A separate chapter has been devoted to this tribe, because there is a strong probability that their language differed entirely from the rest of the Southern tongues. Le Page du Pratz, l.l., in confirming this statement, testifies to the existence of the sound R in their language, which occurs neither in Naktche nor in the Maskoki dialects or Shetimasha (II, 220-221). We possess no vocabulary of it, and even the tribal name belongs to Chicasa: túnnig post, pillar, support, probably post of territorial demarcation of their lands on the Yazoo river. The only direct intimation which I possess on that tongue is a correspondence of Alphonse L. Pinart, who saw some Tonica individuals, and inferred from their terms that they might belong to the great Pani stock of the Western plains.
ADÁI.
Of this small and obscure Indian community mention is made much earlier than of all the other tribes hitherto spoken of in this volume, for Cabeça de Vaca, in his Naufragios, mentions them among the inland tribes as Atayos. In the list of eight Caddo villages, given by a Taensa guide to L. d'Iberville on his expedition up the Red river (March 1699), they figure as the Natao (Margry IV, 178).
The Adái, Atá-i, Háta-i, Adayes (incorrectly called Adaize) seem to have persisted at their ancient home, where they formed a tribe belonging to the Caddo confederacy. Charlevoix (Hist. de la Nouvelle France, ed. Shea VI, p. 24) relates that a Spanish mission was founded among the Adaes in 1715. A Spanish fort existed there, seven leagues west of Natchitoches, as late as the commencement of the nineteenth century. Baudry de Lozières puts their population at one hundred men (1802), and Morse (1822) at thirty, who then passed their days in idleness on the Bayou Pierre of Red river. Even at the present time they are remembered as a former division of the Caddo confederacy, and called Háta-i by the Caddo, who are settled in the southeastern part of the Indian Territory.

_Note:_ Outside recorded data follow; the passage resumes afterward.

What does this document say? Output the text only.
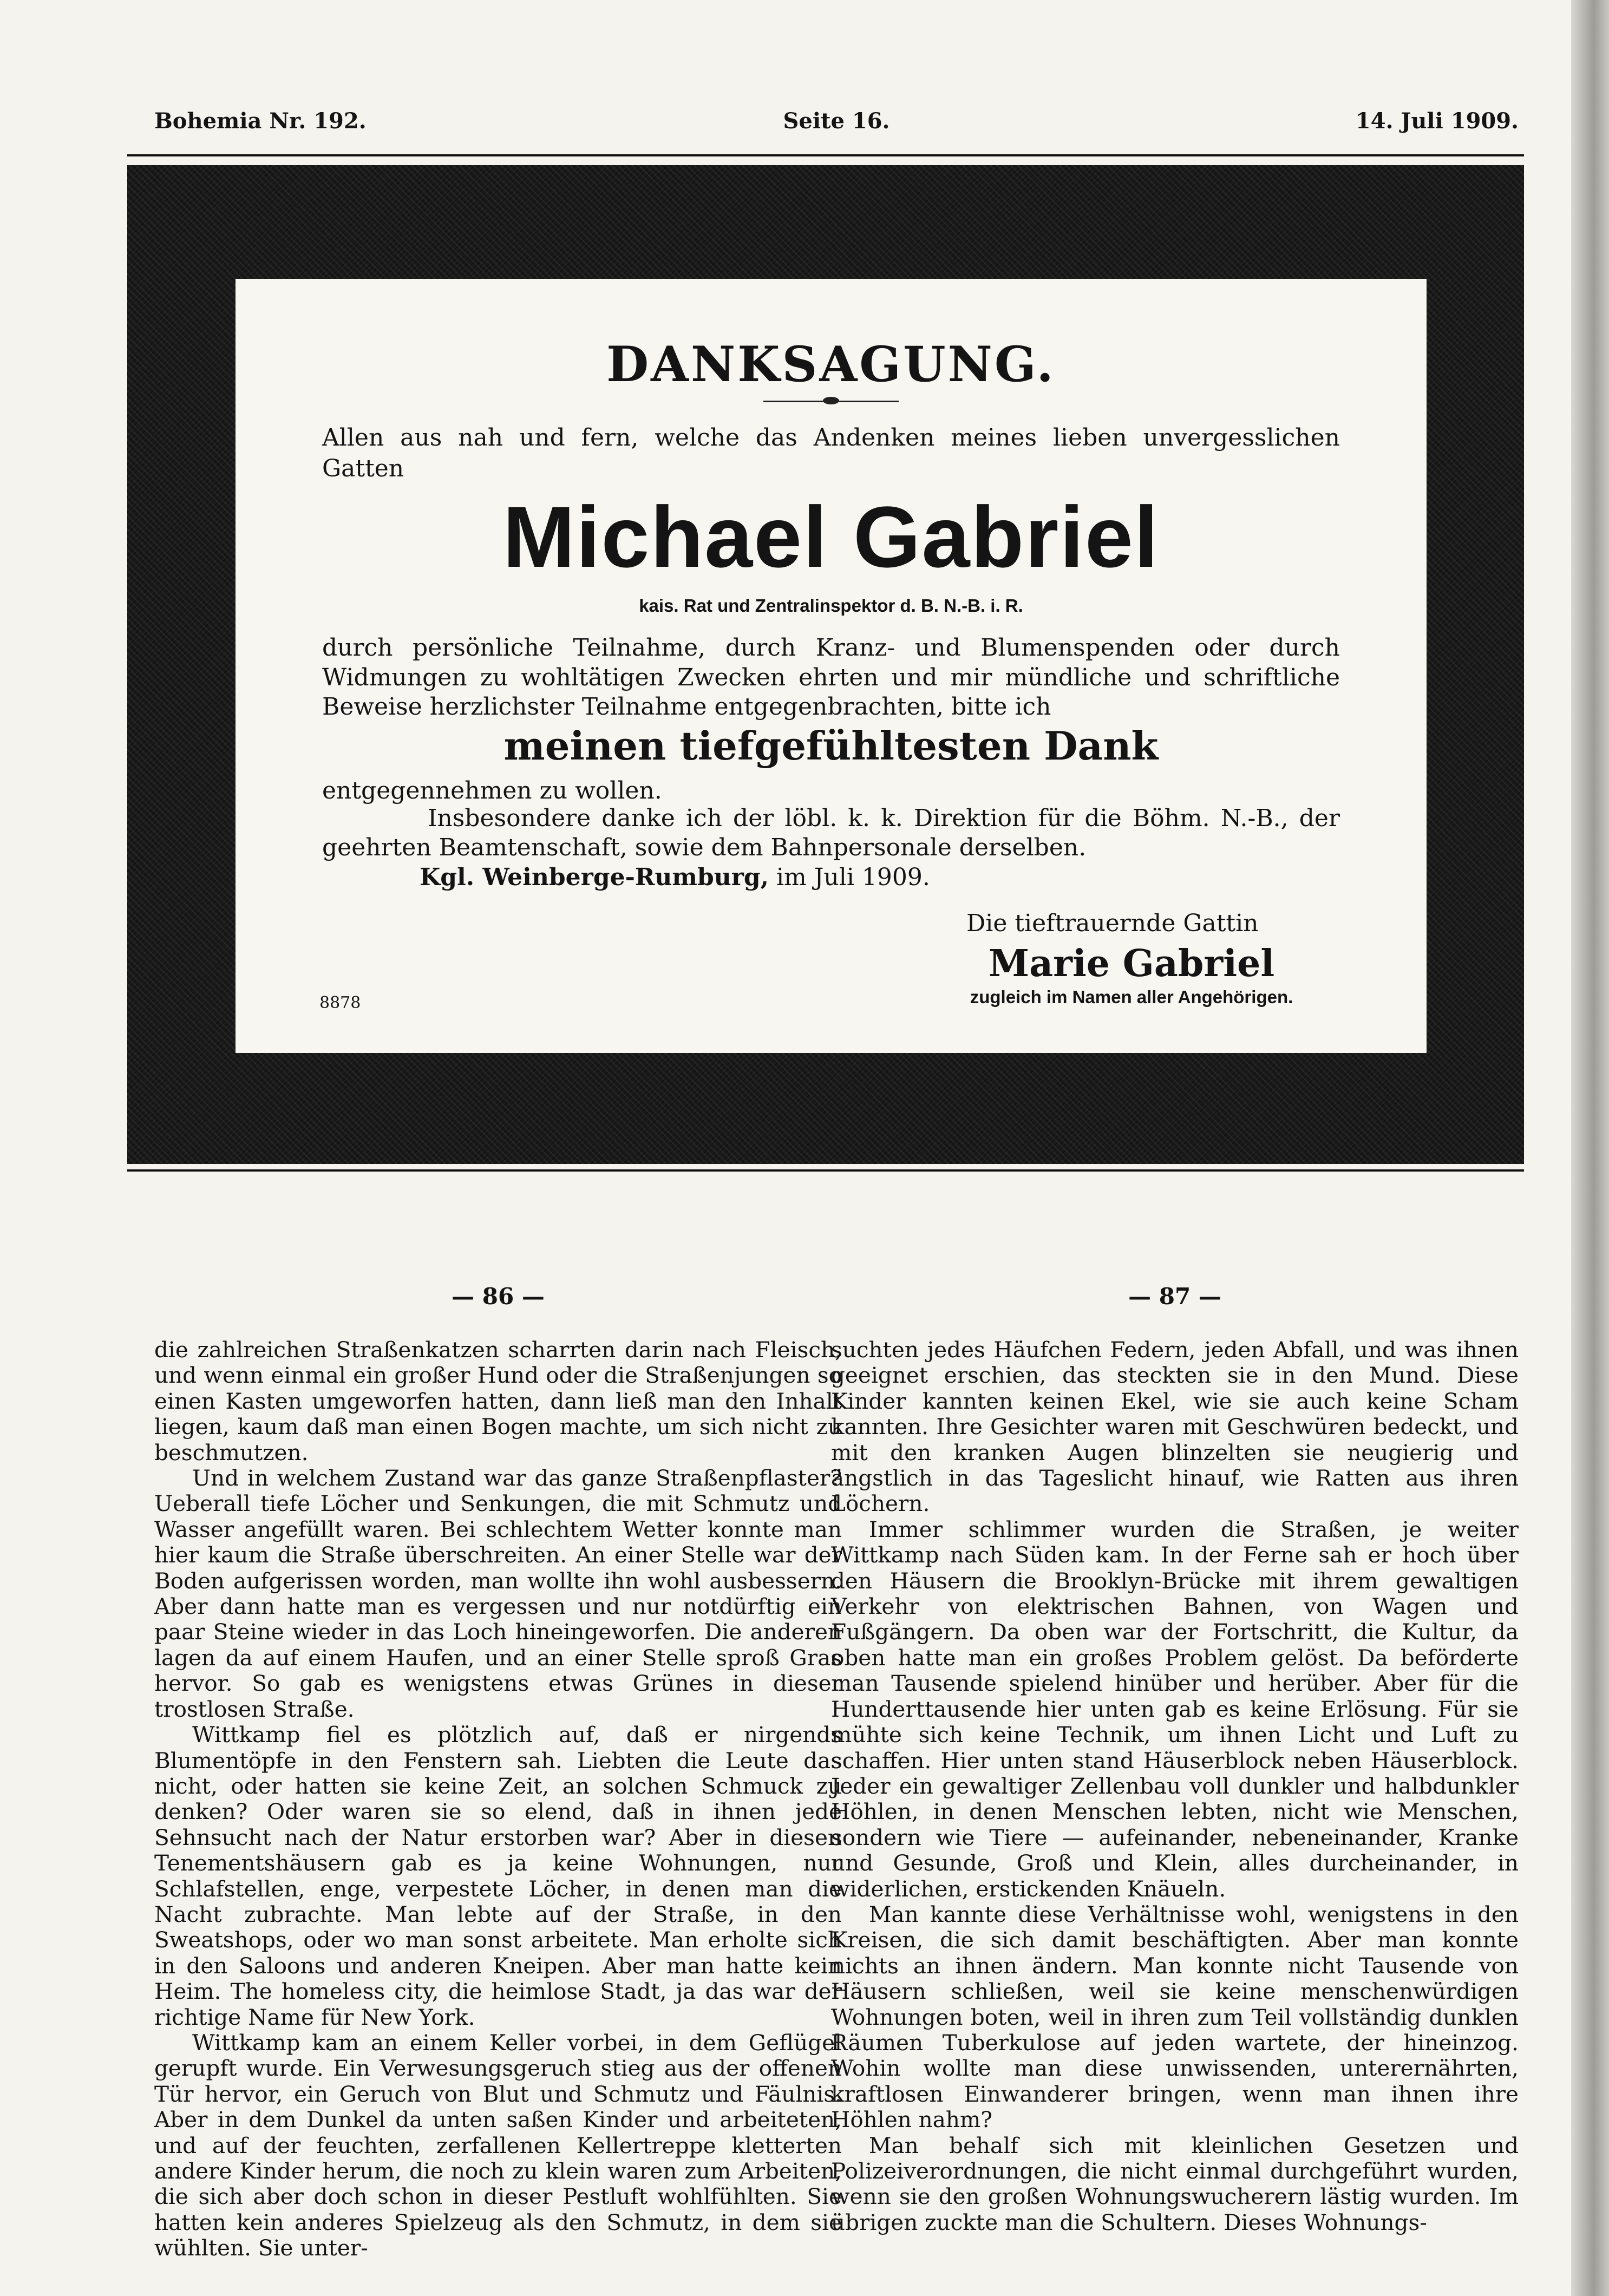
Bohemia Nr. 192.	Seite 16.	14. Juli 1909.
DANKSAGUNG.
Allen aus nah und fern, welche das Andenken meines lieben unvergesslichen Gatten
Michael Gabriel
kais. Rat und Zentralinspektor d. B. N.-B. i. R.
durch persönliche Teilnahme, durch Kranz- und Blumenspenden oder durch Widmungen zu wohltätigen Zwecken ehrten und mir mündliche und schriftliche Beweise herzlichster Teilnahme entgegenbrachten, bitte ich
meinen tiefgefühltesten Dank
entgegennehmen zu wollen.
Insbesondere danke ich der löbl. k. k. Direktion für die Böhm. N.-B., der geehrten Beamtenschaft, sowie dem Bahnpersonale derselben.
Kgl. Weinberge-Rumburg, im Juli 1909.
Die tieftrauernde Gattin
Marie Gabriel
zugleich im Namen aller Angehörigen.
8878
— 86 —	— 87 —

die zahlreichen Straßenkatzen scharrten darin nach Fleisch, und wenn einmal ein großer Hund oder die Straßenjungen so einen Kasten umgeworfen hatten, dann ließ man den Inhalt liegen, kaum daß man einen Bogen machte, um sich nicht zu beschmutzen.

Und in welchem Zustand war das ganze Straßenpflaster? Ueberall tiefe Löcher und Senkungen, die mit Schmutz und Wasser angefüllt waren. Bei schlechtem Wetter konnte man hier kaum die Straße überschreiten. An einer Stelle war der Boden aufgerissen worden, man wollte ihn wohl ausbessern. Aber dann hatte man es vergessen und nur notdürftig ein paar Steine wieder in das Loch hineingeworfen. Die anderen lagen da auf einem Haufen, und an einer Stelle sproß Gras hervor. So gab es wenigstens etwas Grünes in dieser trostlosen Straße.

Wittkamp fiel es plötzlich auf, daß er nirgends Blumentöpfe in den Fenstern sah. Liebten die Leute das nicht, oder hatten sie keine Zeit, an solchen Schmuck zu denken? Oder waren sie so elend, daß in ihnen jede Sehnsucht nach der Natur erstorben war? Aber in diesen Tenementshäusern gab es ja keine Wohnungen, nur Schlafstellen, enge, verpestete Löcher, in denen man die Nacht zubrachte. Man lebte auf der Straße, in den Sweatshops, oder wo man sonst arbeitete. Man erholte sich in den Saloons und anderen Kneipen. Aber man hatte kein Heim. The homeless city, die heimlose Stadt, ja das war der richtige Name für New York.

Wittkamp kam an einem Keller vorbei, in dem Geflügel gerupft wurde. Ein Verwesungsgeruch stieg aus der offenen Tür hervor, ein Geruch von Blut und Schmutz und Fäulnis. Aber in dem Dunkel da unten saßen Kinder und arbeiteten, und auf der feuchten, zerfallenen Kellertreppe kletterten andere Kinder herum, die noch zu klein waren zum Arbeiten, die sich aber doch schon in dieser Pestluft wohlfühlten. Sie hatten kein anderes Spielzeug als den Schmutz, in dem sie wühlten. Sie unter-

suchten jedes Häufchen Federn, jeden Abfall, und was ihnen geeignet erschien, das steckten sie in den Mund. Diese Kinder kannten keinen Ekel, wie sie auch keine Scham kannten. Ihre Gesichter waren mit Geschwüren bedeckt, und mit den kranken Augen blinzelten sie neugierig und ängstlich in das Tageslicht hinauf, wie Ratten aus ihren Löchern.

Immer schlimmer wurden die Straßen, je weiter Wittkamp nach Süden kam. In der Ferne sah er hoch über den Häusern die Brooklyn-Brücke mit ihrem gewaltigen Verkehr von elektrischen Bahnen, von Wagen und Fußgängern. Da oben war der Fortschritt, die Kultur, da oben hatte man ein großes Problem gelöst. Da beförderte man Tausende spielend hinüber und herüber. Aber für die Hunderttausende hier unten gab es keine Erlösung. Für sie mühte sich keine Technik, um ihnen Licht und Luft zu schaffen. Hier unten stand Häuserblock neben Häuserblock. Jeder ein gewaltiger Zellenbau voll dunkler und halbdunkler Höhlen, in denen Menschen lebten, nicht wie Menschen, sondern wie Tiere — aufeinander, nebeneinander, Kranke und Gesunde, Groß und Klein, alles durcheinander, in widerlichen, erstickenden Knäueln.

Man kannte diese Verhältnisse wohl, wenigstens in den Kreisen, die sich damit beschäftigten. Aber man konnte nichts an ihnen ändern. Man konnte nicht Tausende von Häusern schließen, weil sie keine menschenwürdigen Wohnungen boten, weil in ihren zum Teil vollständig dunklen Räumen Tuberkulose auf jeden wartete, der hineinzog. Wohin wollte man diese unwissenden, unterernährten, kraftlosen Einwanderer bringen, wenn man ihnen ihre Höhlen nahm?

Man behalf sich mit kleinlichen Gesetzen und Polizeiverordnungen, die nicht einmal durchgeführt wurden, wenn sie den großen Wohnungswucherern lästig wurden. Im übrigen zuckte man die Schultern. Dieses Wohnungs-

A list of about 300 Adái words was gathered in 1802 by Martin Duralde, which proves it to be a vocalic language independent of any other, though a few affinities are traceable with the Pani dialects. The orthography of that vocabulary cannot, however, be fully relied on. The original is in the library of the American Philosophical Society, in Philadelphia. Rob. G. Latham, in his "Opuscula; Essays, chiefly philological," etc., London 1860; pp. 402-404, has compared Adahi words with the corresponding terms of other North American languages, but without arriving at a definite result.